After traveling all over Italy for a month and a half I found that some places will barely look at the card and other places will very seriously check to make sure all the details stated above are included.
2.) Some sites that are considered too confined or small may be closed or they might have much smaller capacity limits than they had before.
One example of this can be seen on the Palatine Hill in Rome; the ground floor of the Palatine Museum is closed as are several of the SUPER sites, such as the house of Livia and Augustus. Another example, in Florence, is the tower and battlements of the Palazzo Vecchio and the magi chapel of the Riccardi Medici Palace. They have always had capacity limits only now they are even smaller. If you want to do one or the other it might be a good idea to visit them first to make sure you get in.
3.) Some museums may have certain floors open or closed on different days or at different times of the day. While this certainly isn’t new for Italy it does seem to be more common than before.
For the most part all the places you’ll want to visit and see are all still open and if one place or exhibit does happen to be closed there are still so, so, so, so, soooo many other places to see 🙂 There are even sites which used to be closed off that have only just now opened. For instance the Mausoleum of Augustus has been closed for yyyyears, since before I was born. But it’s been recently restored and is now open! There are capacity limitations, and you do have to book a time slot. Keep in mind the time slots for the Mausoleum have been selling out.
What to know for entry back into the United States
The United States implemented a new global air travel policy effective November 8, 2021. (See cdc.gov for more information)
If you’re from the United States the new policy is very similar to the previous January 26th mandate, it still requires:
1.) A Negative covid test
The difference now is if you are a US citizen or lawful resident and are not fully vaccinated the test must now be taken one day before the flight. But If you are a US citizen and fully vaccinated the test can still be taken up to 3 days before the flight.

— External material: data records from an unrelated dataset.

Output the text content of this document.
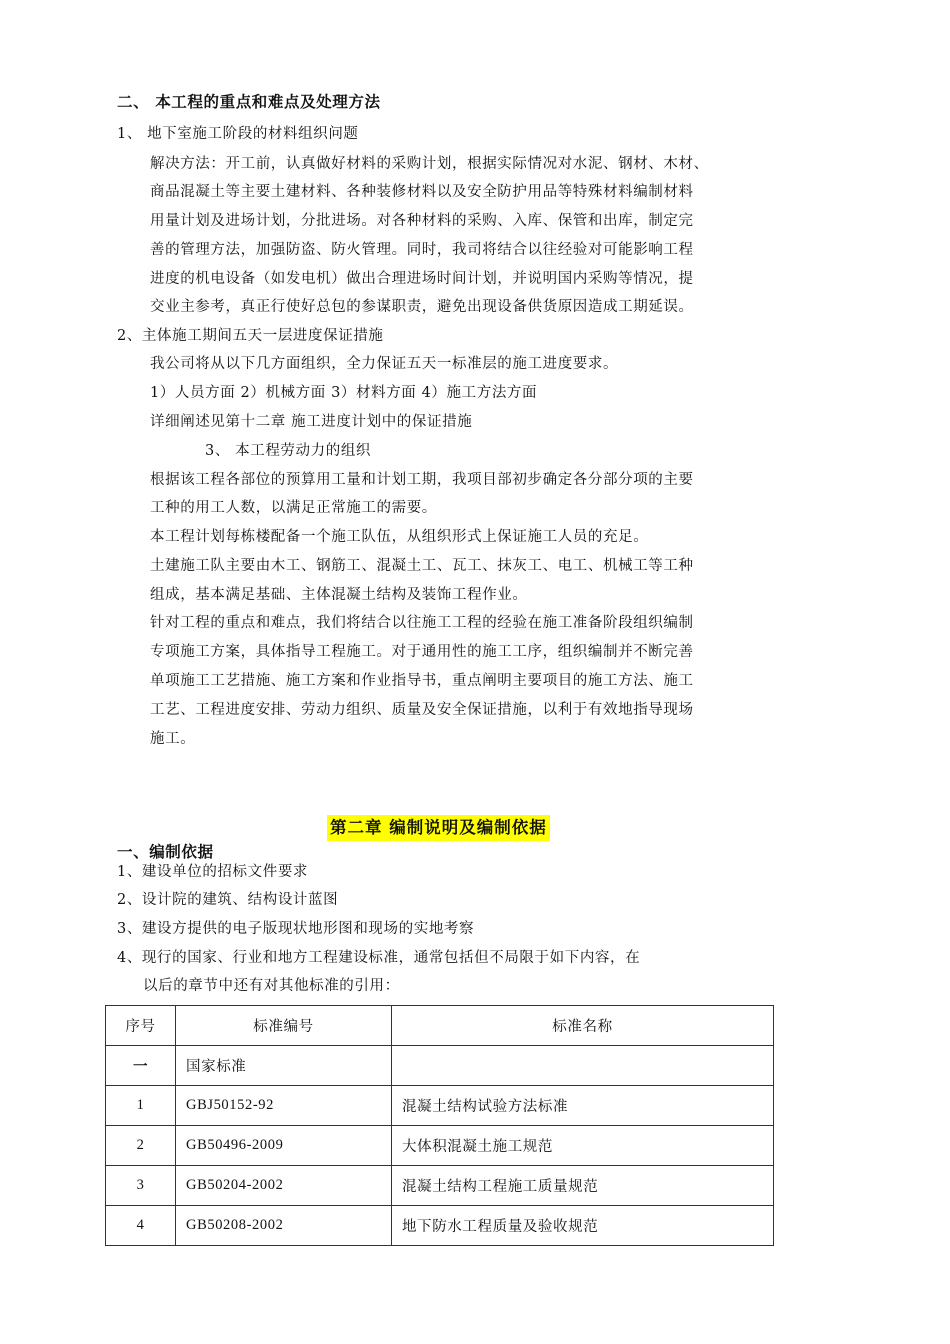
二、 本工程的重点和难点及处理方法
1、 地下室施工阶段的材料组织问题
解决方法：开工前，认真做好材料的采购计划，根据实际情况对水泥、钢材、木材、
商品混凝土等主要土建材料、各种装修材料以及安全防护用品等特殊材料编制材料
用量计划及进场计划，分批进场。对各种材料的采购、入库、保管和出库，制定完
善的管理方法，加强防盗、防火管理。同时，我司将结合以往经验对可能影响工程
进度的机电设备（如发电机）做出合理进场时间计划，并说明国内采购等情况，提
交业主参考，真正行使好总包的参谋职责，避免出现设备供货原因造成工期延误。
2、主体施工期间五天一层进度保证措施
我公司将从以下几方面组织，全力保证五天一标准层的施工进度要求。
1）人员方面 2）机械方面 3）材料方面 4）施工方法方面
详细阐述见第十二章 施工进度计划中的保证措施
3、 本工程劳动力的组织
根据该工程各部位的预算用工量和计划工期，我项目部初步确定各分部分项的主要
工种的用工人数，以满足正常施工的需要。
本工程计划每栋楼配备一个施工队伍，从组织形式上保证施工人员的充足。
土建施工队主要由木工、钢筋工、混凝土工、瓦工、抹灰工、电工、机械工等工种
组成，基本满足基础、主体混凝土结构及装饰工程作业。
针对工程的重点和难点，我们将结合以往施工工程的经验在施工准备阶段组织编制
专项施工方案，具体指导工程施工。对于通用性的施工工序，组织编制并不断完善
单项施工工艺措施、施工方案和作业指导书，重点阐明主要项目的施工方法、施工
工艺、工程进度安排、劳动力组织、质量及安全保证措施，以利于有效地指导现场
施工。
第二章 编制说明及编制依据
一、编制依据
1、建设单位的招标文件要求
2、设计院的建筑、结构设计蓝图
3、建设方提供的电子版现状地形图和现场的实地考察
4、现行的国家、行业和地方工程建设标准，通常包括但不局限于如下内容，在
以后的章节中还有对其他标准的引用：
序号	标准编号	标准名称
一	国家标准	
1	GBJ50152-92	混凝土结构试验方法标准
2	GB50496-2009	大体积混凝土施工规范
3	GB50204-2002	混凝土结构工程施工质量规范
4	GB50208-2002	地下防水工程质量及验收规范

Bottom line, for entry back into the United States yet another covid test is required. The good news is how easy this turned out to be. I used the BinaxNOW at home test by Abbott and it worked great. I was apprehensive about possible problems but I didn’t encounter any. I did it in my hotel room and it was not only easy and smooth but super fast.
One can also find testing sites at several major train stations and at airports, but honestly after doing it, I recommend the home test… no lines, hassle free, just way less stress. I ordered my tests on-line from a store I’d never heard of (which worried me a little), called Optum, (but it worked out just fine) they sold it in packs of two for $75.41 after tax (there was another store that sold it in packs of six, which was too many for me, but might be good if more than one is traveling.) One should take two tests with them, to be safe, just in case something is wrong with the first one. If buying the BinaxNOW make sure it’s the home test with online eMed Telehealth Service, that’s the one accepted by the cdc. BinaxNOW also has a less expensive home test but it’s not a proctored test and isn’t accepted by the cdc.